どれくらい時間が経っただろう。高縁が目を覚ました時、すでにチューブは取り外されていて止血もしてあった。腹の上に書き置きが乗っかっており「You must be tired!! P.S.裏口から帰るように」と走り書きがしてあった。
スマホで時刻を確認すると、長針は二周している。意外とかかったな。と思いつつドアを開けて、サーバールームから保健室もどきへ、保健室もどきから廊下へ。おぼつかない足取りで歩いていく。
「何の話したんだっけか……」
高縁は一人呟く。

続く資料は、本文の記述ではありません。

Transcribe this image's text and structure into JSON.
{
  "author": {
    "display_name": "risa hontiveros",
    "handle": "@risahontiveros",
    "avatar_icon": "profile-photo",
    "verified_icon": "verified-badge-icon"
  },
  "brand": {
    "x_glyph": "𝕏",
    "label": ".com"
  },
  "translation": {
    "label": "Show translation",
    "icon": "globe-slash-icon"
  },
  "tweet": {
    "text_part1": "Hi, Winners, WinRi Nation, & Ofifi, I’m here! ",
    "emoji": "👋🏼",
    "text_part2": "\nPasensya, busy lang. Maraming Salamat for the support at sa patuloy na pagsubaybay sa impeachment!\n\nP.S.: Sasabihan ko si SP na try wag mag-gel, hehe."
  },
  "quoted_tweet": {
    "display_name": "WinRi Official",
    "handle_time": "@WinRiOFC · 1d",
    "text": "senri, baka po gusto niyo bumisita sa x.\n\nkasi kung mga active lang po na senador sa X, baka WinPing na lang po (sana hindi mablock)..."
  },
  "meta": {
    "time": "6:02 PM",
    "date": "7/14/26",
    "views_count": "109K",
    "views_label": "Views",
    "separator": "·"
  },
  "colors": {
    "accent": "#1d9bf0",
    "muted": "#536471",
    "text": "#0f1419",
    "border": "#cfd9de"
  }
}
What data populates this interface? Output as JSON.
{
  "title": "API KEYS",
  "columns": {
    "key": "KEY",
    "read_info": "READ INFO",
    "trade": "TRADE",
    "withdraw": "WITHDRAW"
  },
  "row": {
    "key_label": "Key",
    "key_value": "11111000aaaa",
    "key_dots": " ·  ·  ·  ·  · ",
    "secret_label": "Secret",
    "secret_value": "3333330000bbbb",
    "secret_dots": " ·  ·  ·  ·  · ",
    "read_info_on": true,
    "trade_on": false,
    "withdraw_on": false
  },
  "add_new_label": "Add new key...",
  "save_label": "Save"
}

意識を失う前の記憶があやふやなのは抑制剤の副作用だから、覚えていないのは当然だった。風邪を引いた時みたいになるのだ。しかし、高縁はそのことが嫌に不気味だった。記憶があやふやな事自体ではなくて、その内容が何だったのか。ここ二、三日感じ続けている違和感に通じそうな何か。
高縁は階段を一回まで上がると、ロビーとは反対方向へ歩き始める。というのも、ロビーには工事現場よろしくパイロンが置いてあり、一部にブルーシート。清掃中立入禁止。と書かれた看板は、ありものを引っ張ってきたらしい。
そして、そこには白衣の人だかりがいて、彼らの表情が殺気立った感じなことに気付く。トラブルでもあったのだろう。高縁はそう結論づけて撤退することにした。白衣の連中が皆一様にマスクと手袋をして居ることや、マグロのように膨らんだ黒い袋が置いてあることや、中心で指示を飛ばしているのが、ついさっきまで話していた人だということは、見なかったことにする。目があったらマズイ。本能的にそう思ったからだ。
裏口。もとい搬入口は正面玄関に比べれば静かだった。正面玄関に隣接する急患センターを除けば唯一の出入り口だが、職員か出入りの業者くらいしか使わない。
高縁は外の空気を吸って、得体の知れない不安感を追い出す。幹線道路に通じるなだらかな坂は、植林によって公園のようになっていて、空気はそれなりに美味しい。あとは警備員の詰所を抜ければよいのだが、そこまであと数メートル。というところで高縁は足を止めてしまった。
そこでは遮断器を挟んで三人の男女が押し問答を繰り広げていた。二人の男は敷地側で、この病院の警備員だ。見るからに東南アジア系の外国人で、格好こそキチンとしているものの制服から飛び出す浅黒い二の腕にはタトゥーが刷ってあったり、髪の毛も長かったり勤務態度も悪い。日本語も怪しく警備より襲撃側が似合っていそうな連中だ。
だが、高縁にとってそれは問題ではなかった。初めて見るわけでもないし、外資ベンチャー企業だから警備員の採用も外国人をベンチャーな条件で雇っている。と思えば納得はしないが理解は出来る。問題は敷地内への侵入を試みている側の少女だった。県立西水城高校の制服を着て、二年生のリボンタイを着け、髪は今時珍しい黒いロングストレート。
高縁は見つかる前に退こうとした。しかし遅かった。少女の赤紫の瞳がこちらを捉えるのがはっきりとわかった。なんでコイツがココにいるんだ。
「あら、一日ぶりね。ダンゴムシ君」
つい昨日の出来事を再現するかのように、面妖な笑みを浮かべながら立っている少女__綴里ありすを見て、高縁は追い出したはずの不安感がぶり返していくのを感じていた。